If you dont like the game that's fine but the changes to ages and civ swapping/leader choice aren't for "no apparent reason", theyre for the clear and reasonable purpose of capturing the early game feeling of exploration/stakes as a way of avoiding the mid-late game slog and algorithmic progression where you hit a certain stride that needs to be maintained with increasingly extensive/decreasingly impactful micromanagement until the end. Whether you think that was an actual problem or whether they succeeded about it you can disagree, but the rationale for the design decisions are clearly articulated.
As for there being "too many options" I really dont understand this complaint. Civ7 is nowhere near approaching the level of choice of e.g. nations or unit/building composition as other successful strategy games like paradox gsgs or total war games -- unlike in those games, theres very clear paths to specific victory conditions that are explicitly associated with yield types and tech tree paths. The changes to the overall gameplay loop, i.e. ages and civ switches, do force some high-stakes choices on the player, but I don't see how that's somehow necessarily a bad thing or in any way "overwhelming." In almost every game I've played so far, choices vary between more-optimable and sub-optimal but workable. Most choices in the game aren't even mutually exclusive (you can play a science-focused civ, culture-focused leader, and very reasonably focus on military and commercial victories instead). The ones that are mutually exclusive, i.e. civs & leaders, are not really all that different from previous games choice of civs, and because there are less choices in each category taken on its own (only more in the way of combos), I don't see how overwhelming it could be for previous fans of the series.

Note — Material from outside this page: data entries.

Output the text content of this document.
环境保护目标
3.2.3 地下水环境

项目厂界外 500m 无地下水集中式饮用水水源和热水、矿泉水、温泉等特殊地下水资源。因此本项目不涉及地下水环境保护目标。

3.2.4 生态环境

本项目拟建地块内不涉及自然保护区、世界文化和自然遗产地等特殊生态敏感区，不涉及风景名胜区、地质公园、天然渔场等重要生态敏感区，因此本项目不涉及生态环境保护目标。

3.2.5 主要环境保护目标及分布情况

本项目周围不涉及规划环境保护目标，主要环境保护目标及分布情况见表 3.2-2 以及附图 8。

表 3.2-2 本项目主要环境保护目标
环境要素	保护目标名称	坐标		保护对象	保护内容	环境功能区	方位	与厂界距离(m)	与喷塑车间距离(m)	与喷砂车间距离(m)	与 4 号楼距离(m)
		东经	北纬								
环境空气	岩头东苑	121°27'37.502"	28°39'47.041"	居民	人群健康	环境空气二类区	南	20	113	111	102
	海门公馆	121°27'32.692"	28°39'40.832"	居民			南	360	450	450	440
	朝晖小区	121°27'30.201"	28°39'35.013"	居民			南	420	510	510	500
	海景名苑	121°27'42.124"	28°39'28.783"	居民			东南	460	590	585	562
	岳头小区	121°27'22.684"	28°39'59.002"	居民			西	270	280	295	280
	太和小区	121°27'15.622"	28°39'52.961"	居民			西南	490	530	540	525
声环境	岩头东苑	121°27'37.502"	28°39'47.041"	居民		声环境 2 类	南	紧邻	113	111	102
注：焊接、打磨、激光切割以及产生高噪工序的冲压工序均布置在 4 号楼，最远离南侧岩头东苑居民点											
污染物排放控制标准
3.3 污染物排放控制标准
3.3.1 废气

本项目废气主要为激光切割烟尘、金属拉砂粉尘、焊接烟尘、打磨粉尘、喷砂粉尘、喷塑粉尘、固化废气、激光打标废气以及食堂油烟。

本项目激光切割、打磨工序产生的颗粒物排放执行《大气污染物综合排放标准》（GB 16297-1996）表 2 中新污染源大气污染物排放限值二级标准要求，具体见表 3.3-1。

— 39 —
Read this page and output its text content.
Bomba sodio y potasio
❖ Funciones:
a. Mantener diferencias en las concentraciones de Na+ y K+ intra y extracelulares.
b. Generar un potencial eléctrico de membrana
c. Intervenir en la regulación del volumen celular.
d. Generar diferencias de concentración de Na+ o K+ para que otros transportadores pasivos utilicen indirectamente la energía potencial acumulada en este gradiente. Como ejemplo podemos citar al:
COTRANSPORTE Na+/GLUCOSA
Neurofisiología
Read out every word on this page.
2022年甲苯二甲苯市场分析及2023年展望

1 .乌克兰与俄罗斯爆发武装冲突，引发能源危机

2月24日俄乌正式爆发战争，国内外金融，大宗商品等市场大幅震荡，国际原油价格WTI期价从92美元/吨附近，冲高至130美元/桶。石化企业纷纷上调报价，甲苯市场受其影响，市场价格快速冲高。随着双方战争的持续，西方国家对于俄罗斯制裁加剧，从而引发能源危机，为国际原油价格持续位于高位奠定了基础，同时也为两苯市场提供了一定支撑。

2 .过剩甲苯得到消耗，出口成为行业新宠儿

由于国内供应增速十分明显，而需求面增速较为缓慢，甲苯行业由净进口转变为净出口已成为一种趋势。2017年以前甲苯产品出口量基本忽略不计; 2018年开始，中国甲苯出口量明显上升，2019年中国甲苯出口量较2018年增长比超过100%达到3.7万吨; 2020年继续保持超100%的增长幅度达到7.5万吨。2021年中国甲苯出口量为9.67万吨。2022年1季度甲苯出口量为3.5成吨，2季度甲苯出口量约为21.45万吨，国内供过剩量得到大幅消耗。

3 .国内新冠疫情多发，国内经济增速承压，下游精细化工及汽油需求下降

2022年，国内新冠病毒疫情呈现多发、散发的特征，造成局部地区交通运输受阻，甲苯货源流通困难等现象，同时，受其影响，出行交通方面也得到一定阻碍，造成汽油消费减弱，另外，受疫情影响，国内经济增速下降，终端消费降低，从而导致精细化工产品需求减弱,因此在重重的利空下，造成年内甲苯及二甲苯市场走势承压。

If anything I think a far more legitimate complaint is that there's not ENOUGH choices or customization -- not enough options for civs to transition while maintaining historically-themed immersion, not enough leaders to represent the variety of civs, not enough game rules, not enough map types, etc etc. I really don't see how anyone could be such a big fan of the civ series to hate the major gameplay changes, but feel that the number of choices is so much more overwhelming than in previous games, especially because Civ7 is particularly forgiving in letting you "correct" your former choices by reorienting your civ choice to match the strategy youve actually followed vs the one you imagined following at initial civ selection. In some ways probably TOO forgiving and choices end up feeling somewhat low stakes, because it's a question of suboptimal choice rather than an actually bad choice. But in some ways previous civ games felt tedious in that the choices you make in civ selection, strategy, choice of production and wars and diplomacy, etc., could be offset and made to feel arbitrary by very specific chokepoints that could lose you the game because you fall behind of pacing -- general wonky irrational AI, narrowly losing out on a wonder that sets back your production and yields and your overall pace, choosing to rush crucial buildings for victory instead of money to let you upgrade units and then losing a war in a way that effectively means defeat even though it's only midgame, etc. And none of these were fatal problems for me or most other big civ fans in previous games, but they were frustrating and didn't feel like fun challenges so much as arbitrary bottlenecks that minimized the impact of the fun strategic challenges.